つらくしんどいイメージの胃カメラ検査の払拭を目指します。

 胃を見るために開発されたカメラなので“胃カメラ”という呼称が浸透しておりますが、実際は食道から胃・十二指腸までを観察するので“上部(消化管)内視鏡”と言います。よって、「上部内視鏡検査を受けてください」と言われた場合「胃カメラを受けてください」と同じことと理解してもらえれば結構です。
  さてこの胃カメラ、つらくしんどいイメージですが、いろいろな情報を提供してくれます。がんの確定診断は、組織学的(がんと思われる病変から細胞の塊である組織を採って顕微鏡検査を行う)に診断されることが決定的です。「直接見て触る(組織を採ってくる)」これが内視鏡検査ならではの利点です。
 まず、検査を受ける方が検査の必要性・有用性を理解して頂いたうえで、介助者の声かけやタッチングなどの手当のもと、検査時間を短い時間(5分程度)に抑えかつていねいな内視鏡操作を行い、検査における不快感を軽減します。

 

胃カメラによる精密検査について

 当院では、ハイビジョン対応CCD搭載の高画質なカメラを使用しています。先端部に丸みを持たせた新しいタイプの経口内視鏡で、軟性部外径が8.9mmと細くつくられており、以前のカメラ(オリンパス同社比)より飲みやく工夫されています。

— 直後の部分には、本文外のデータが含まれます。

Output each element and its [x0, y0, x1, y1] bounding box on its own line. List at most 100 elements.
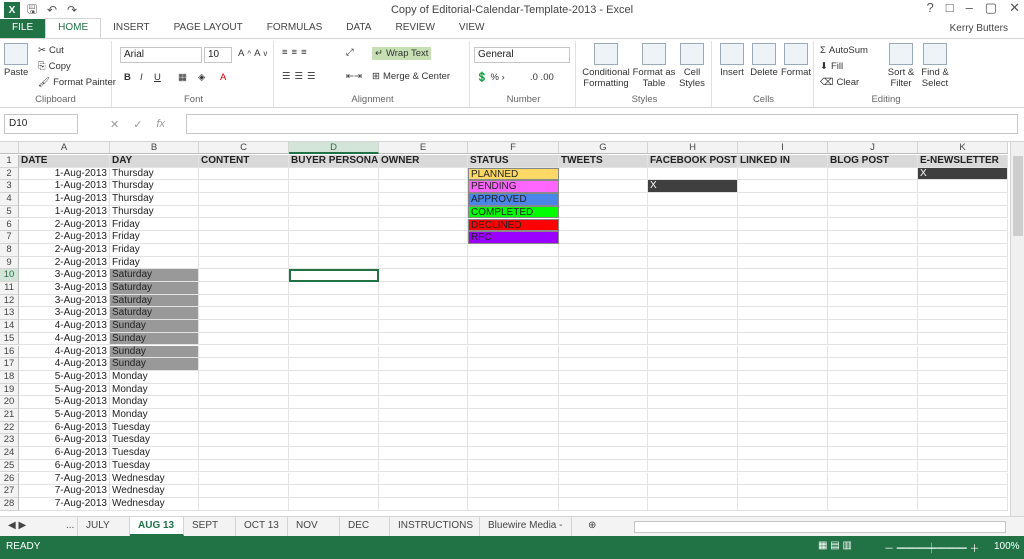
horizontal-scrollbar[interactable]	[634, 521, 1006, 533]
grid-cell[interactable]	[289, 459, 379, 473]
find-select-button[interactable]: Find & Select	[918, 43, 952, 89]
grid-cell[interactable]: COMPLETED	[468, 205, 559, 219]
grid-cell[interactable]	[199, 434, 289, 448]
grid-cell[interactable]	[379, 269, 468, 282]
grid-cell[interactable]	[648, 383, 738, 397]
font-size-select[interactable]: 10	[204, 47, 232, 63]
grid-cell[interactable]	[289, 294, 379, 308]
grid-cell[interactable]	[559, 345, 648, 359]
grid-cell[interactable]	[468, 421, 559, 435]
grid-cell[interactable]	[648, 294, 738, 308]
grid-cell[interactable]	[199, 307, 289, 321]
grid-cell[interactable]	[199, 370, 289, 384]
grid-cell[interactable]	[918, 294, 1008, 308]
grid-cell[interactable]	[199, 345, 289, 359]
grid-cell[interactable]	[559, 370, 648, 384]
ribbon-display-icon[interactable]: □	[946, 0, 954, 16]
row-header[interactable]: 15	[0, 332, 19, 346]
grid-cell[interactable]	[379, 307, 468, 321]
header-cell[interactable]: BUYER PERSONA	[289, 155, 379, 168]
grid-cell[interactable]: 6-Aug-2013	[19, 447, 110, 460]
grid-cell[interactable]	[828, 421, 918, 435]
grid-cell[interactable]	[379, 193, 468, 206]
zoom-slider[interactable]: － ━━━┿━━━ ＋	[884, 540, 980, 555]
grid-cell[interactable]	[379, 472, 468, 486]
grid-cell[interactable]	[918, 243, 1008, 257]
grid-cell[interactable]	[648, 256, 738, 270]
row-header[interactable]: 14	[0, 320, 19, 333]
grid-cell[interactable]: Thursday	[110, 167, 199, 181]
grid-cell[interactable]	[828, 218, 918, 232]
sheet-tab[interactable]: ...	[58, 517, 78, 536]
grid-cell[interactable]	[648, 345, 738, 359]
grid-cell[interactable]	[648, 243, 738, 257]
grid-cell[interactable]	[289, 332, 379, 346]
grid-cell[interactable]: 1-Aug-2013	[19, 180, 110, 194]
grid-cell[interactable]	[828, 358, 918, 371]
header-cell[interactable]: FACEBOOK POST	[648, 155, 738, 168]
grid-cell[interactable]	[468, 485, 559, 498]
sheet-tab[interactable]: SEPT 13	[184, 517, 236, 549]
grid-cell[interactable]	[828, 447, 918, 460]
grid-cell[interactable]: APPROVED	[468, 193, 559, 206]
grid-cell[interactable]	[289, 167, 379, 181]
italic-button[interactable]: I	[140, 72, 143, 83]
grid-cell[interactable]	[828, 307, 918, 321]
grid-cell[interactable]: Monday	[110, 383, 199, 397]
grid-cell[interactable]	[289, 205, 379, 219]
tab-data[interactable]: DATA	[334, 19, 383, 38]
grid-cell[interactable]	[199, 472, 289, 486]
grid-cell[interactable]	[199, 320, 289, 333]
scrollbar-thumb[interactable]	[1013, 156, 1023, 236]
grid-cell[interactable]	[738, 396, 828, 409]
grid-cell[interactable]	[738, 472, 828, 486]
grid-cell[interactable]	[918, 231, 1008, 244]
grid-cell[interactable]	[828, 434, 918, 448]
grow-font-icon[interactable]: A ^ Av	[238, 48, 267, 59]
column-header-f[interactable]: F	[468, 142, 559, 154]
grid-cell[interactable]	[199, 459, 289, 473]
grid-cell[interactable]	[559, 294, 648, 308]
grid-cell[interactable]: Saturday	[110, 294, 199, 308]
grid-cell[interactable]	[828, 243, 918, 257]
sheet-tab[interactable]: AUG 13	[130, 517, 184, 536]
grid-cell[interactable]: 7-Aug-2013	[19, 485, 110, 498]
sheet-tab[interactable]: NOV 13	[288, 517, 340, 549]
grid-cell[interactable]	[559, 282, 648, 295]
grid-cell[interactable]	[289, 269, 379, 282]
row-header[interactable]: 12	[0, 294, 19, 308]
grid-cell[interactable]	[289, 396, 379, 409]
sheet-tab[interactable]: DEC 13	[340, 517, 390, 549]
row-header[interactable]: 7	[0, 231, 19, 244]
grid-cell[interactable]	[738, 345, 828, 359]
grid-cell[interactable]	[738, 447, 828, 460]
grid-cell[interactable]	[559, 434, 648, 448]
grid-cell[interactable]	[828, 167, 918, 181]
grid-cell[interactable]	[738, 497, 828, 511]
font-name-select[interactable]: Arial	[120, 47, 202, 63]
column-header-g[interactable]: G	[559, 142, 648, 154]
row-header[interactable]: 16	[0, 345, 19, 359]
grid-cell[interactable]	[738, 383, 828, 397]
grid-cell[interactable]: 3-Aug-2013	[19, 282, 110, 295]
grid-cell[interactable]: Friday	[110, 243, 199, 257]
grid-cell[interactable]: 7-Aug-2013	[19, 472, 110, 486]
grid-cell[interactable]	[468, 345, 559, 359]
grid-cell[interactable]	[199, 282, 289, 295]
grid-cell[interactable]: Sunday	[110, 332, 199, 346]
grid-cell[interactable]	[918, 205, 1008, 219]
font-color-icon[interactable]: A	[220, 72, 226, 83]
grid-cell[interactable]	[289, 497, 379, 511]
grid-cell[interactable]: Sunday	[110, 320, 199, 333]
grid-cell[interactable]	[648, 434, 738, 448]
row-header[interactable]: 20	[0, 396, 19, 409]
cut-button[interactable]: ✂ Cut	[38, 45, 64, 56]
grid-cell[interactable]	[468, 332, 559, 346]
grid-cell[interactable]	[738, 409, 828, 422]
grid-cell[interactable]	[559, 243, 648, 257]
bold-button[interactable]: B	[124, 72, 131, 83]
grid-cell[interactable]	[559, 383, 648, 397]
row-header[interactable]: 17	[0, 358, 19, 371]
grid-cell[interactable]: 5-Aug-2013	[19, 396, 110, 409]
header-cell[interactable]: STATUS	[468, 155, 559, 168]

鉗子孔も大きく取ってあり、いろいろな処置(止血処置やポリープ切除など)にも対応します。当院の内視鏡検査においては介助法とカメラ操作に工夫を凝らし、より安全で精密な検査を心掛けています。精密検査においての粘膜の詳細な観察は非常に重要な要件であり、ハイビジョン対応の高画質CCDカメラがおおいに役立ちます。
 内視鏡を実際に飲んでいる時間(検査時間)は、5分程度です(組織を採取する処置などが加われば多少延長があります)。

 

経鼻内視鏡検査について

 スクリーニング(ひろいあげ)検査に用います。軟性部外径5.2mmの極細径の内視鏡です。鼻の孔から挿入します。吐き気のもととなる舌根部への刺激、すなわちカメラの咽への接触が少なくなるため、飲み込み安さに関して通常の口からの内視鏡より優位とされます。しかしながら、鼻腔の狭い方、アレルギー性鼻炎など鼻の病気をお持ちで鼻の通りの悪い方にはつらい場合もあります。またカメラが細いがゆえ、先端に装備されているライトやCCDカメラは、通常の内視鏡より画質(解像度や明るさ)が劣り、せっかくのハイビジョン装置の性能を100%発揮するのは難しいと感じています。粘膜の精密な評価には通常の内視鏡検査には及ばないと感じています。もちろん、必要に応じて色素散布(粘膜の凸凹を際立たせ観察しやすくするために染料を撒く)をするとか、観察時間を多少延長するなどの工夫で極力欠点を補います。

 

胃カメラでは、次のような病気の診断をします。

 食道静脈瘤・食道がん・逆流性食道炎・胃静脈瘤・マロリーワイス症候群・急性胃炎・慢性胃炎・萎縮性胃炎・胃ピロリ菌感染症・胃潰瘍・胃がん・十二指腸潰瘍ほか。

  胃に目に見える異常がなくとも胃が痛むなどの症状を呈することがありますが、これを診断する上でも胃カメラは欠かせません。なぜなら、胃にほかの病気が存在しないことが診断の前提となるからです。